Doch in jedem Menschen steckt auch ein kleiner Skeptiker. „System 2“ nennt ihn der amerikanische Psychologe Daniel Kahneman. Das „System 2“ steht einem übermächtigen „System 1“ gegenüber, wie David dem Goliath. System 1 managt unseren Alltag. Es entscheidet rasch, instinktiv, automatisch, unbewusst, auf der Basis einfacher Denkprogramme und mit dem Hang zu Schlamperei und Flüchtigkeitsfehlern. System 1 hat zu 90 Prozent die Oberhand. Aber nicht immer. Manchmal kommt eben doch System 2 ins Spiel. Beim Ausfüllen der Steuererklärung etwa oder beim Einparken. System 2 ist kritisch und aufmerksam, überlegt und vernünftig. Und leider auch träge und leicht zu ermüden, schreibt der Wirtschafts-Nobelpreisträger Kahneman in seinem Buch „Schnelles Denken, langsames Denken“.

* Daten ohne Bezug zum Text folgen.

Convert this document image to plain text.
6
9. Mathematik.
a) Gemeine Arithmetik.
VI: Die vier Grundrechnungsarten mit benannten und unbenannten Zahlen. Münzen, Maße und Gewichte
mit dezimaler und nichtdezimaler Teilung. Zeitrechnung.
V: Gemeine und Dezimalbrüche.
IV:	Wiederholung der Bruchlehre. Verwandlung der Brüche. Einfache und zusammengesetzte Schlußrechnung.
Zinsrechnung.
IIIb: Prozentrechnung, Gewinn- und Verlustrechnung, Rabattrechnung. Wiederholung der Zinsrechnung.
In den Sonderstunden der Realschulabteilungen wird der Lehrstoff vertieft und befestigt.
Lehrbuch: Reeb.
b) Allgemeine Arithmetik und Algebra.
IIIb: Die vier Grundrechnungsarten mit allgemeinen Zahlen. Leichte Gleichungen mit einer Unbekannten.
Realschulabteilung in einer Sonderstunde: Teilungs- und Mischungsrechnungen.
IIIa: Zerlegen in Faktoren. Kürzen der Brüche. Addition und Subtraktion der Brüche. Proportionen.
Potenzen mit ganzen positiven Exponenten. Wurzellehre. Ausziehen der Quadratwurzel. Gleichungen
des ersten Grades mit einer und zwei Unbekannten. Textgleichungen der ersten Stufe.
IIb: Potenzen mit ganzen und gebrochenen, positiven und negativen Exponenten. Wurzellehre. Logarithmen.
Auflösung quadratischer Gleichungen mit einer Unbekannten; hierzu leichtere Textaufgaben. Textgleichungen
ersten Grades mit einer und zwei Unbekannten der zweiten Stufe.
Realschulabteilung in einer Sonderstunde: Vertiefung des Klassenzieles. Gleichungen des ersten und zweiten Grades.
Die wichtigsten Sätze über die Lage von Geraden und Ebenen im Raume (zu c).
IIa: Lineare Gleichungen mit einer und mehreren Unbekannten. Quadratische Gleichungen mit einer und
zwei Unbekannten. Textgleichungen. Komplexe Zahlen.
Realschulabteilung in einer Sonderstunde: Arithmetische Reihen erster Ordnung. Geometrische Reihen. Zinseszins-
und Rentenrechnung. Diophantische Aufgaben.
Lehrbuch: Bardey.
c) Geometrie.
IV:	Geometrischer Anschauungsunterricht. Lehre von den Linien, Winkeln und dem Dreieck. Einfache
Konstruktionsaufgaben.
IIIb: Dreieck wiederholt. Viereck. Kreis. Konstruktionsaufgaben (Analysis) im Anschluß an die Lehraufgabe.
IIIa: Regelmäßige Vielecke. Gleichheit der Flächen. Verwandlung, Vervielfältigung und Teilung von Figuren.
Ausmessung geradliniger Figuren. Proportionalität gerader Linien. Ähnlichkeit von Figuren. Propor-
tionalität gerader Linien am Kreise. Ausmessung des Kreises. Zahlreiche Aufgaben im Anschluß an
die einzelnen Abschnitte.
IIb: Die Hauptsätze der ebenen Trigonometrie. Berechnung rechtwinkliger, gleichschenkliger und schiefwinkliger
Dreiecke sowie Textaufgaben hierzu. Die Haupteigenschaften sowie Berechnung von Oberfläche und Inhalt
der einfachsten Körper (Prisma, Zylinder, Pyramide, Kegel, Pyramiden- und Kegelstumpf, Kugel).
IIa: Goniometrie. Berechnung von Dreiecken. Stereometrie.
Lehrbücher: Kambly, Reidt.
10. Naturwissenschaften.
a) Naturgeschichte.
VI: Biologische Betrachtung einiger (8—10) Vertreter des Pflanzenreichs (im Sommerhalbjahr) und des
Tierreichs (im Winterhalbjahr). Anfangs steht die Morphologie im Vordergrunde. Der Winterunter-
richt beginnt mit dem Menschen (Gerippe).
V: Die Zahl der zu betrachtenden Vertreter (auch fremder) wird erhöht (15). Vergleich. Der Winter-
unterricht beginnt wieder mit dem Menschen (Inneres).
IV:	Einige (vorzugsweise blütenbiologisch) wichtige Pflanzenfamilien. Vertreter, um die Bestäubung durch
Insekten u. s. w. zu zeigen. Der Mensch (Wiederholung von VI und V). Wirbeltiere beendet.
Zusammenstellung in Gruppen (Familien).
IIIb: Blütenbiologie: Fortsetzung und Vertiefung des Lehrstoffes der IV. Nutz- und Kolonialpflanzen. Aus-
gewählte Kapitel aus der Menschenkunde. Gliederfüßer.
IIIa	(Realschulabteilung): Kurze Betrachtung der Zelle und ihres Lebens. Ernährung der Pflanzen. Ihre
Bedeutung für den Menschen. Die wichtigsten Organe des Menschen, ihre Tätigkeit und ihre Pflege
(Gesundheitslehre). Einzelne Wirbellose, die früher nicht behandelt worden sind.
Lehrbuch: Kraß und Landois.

Zumindest in Sachen Einstein und Lichtgeschwindigkeit hat das gewissenhafte System 2 gesiegt. Im Februar 2012 teilten die Experimentatoren mit, dass technische Versehen für die revolutionären Ergebnisse ausschlaggebend waren, darunter ein schief angeschraubter Stecker. Und einen Monat später veröffentlichte ein anderes Team seine Messergebnisse. Sie bestätigten Einsteins Annahme: Nichts ist schneller als Licht. Gut, dass wir skeptisch waren.

- In Berlin findet zur Zeit der „6. Weltkongress der Skeptiker“ statt. Das klingt bombastischer, als es ist. Die Veranstalter rechnen mit 300 Teilnehmern. Motto des Treffens: „Förderung der Wissenschaft in einem Zeitalter der Unsicherheit“.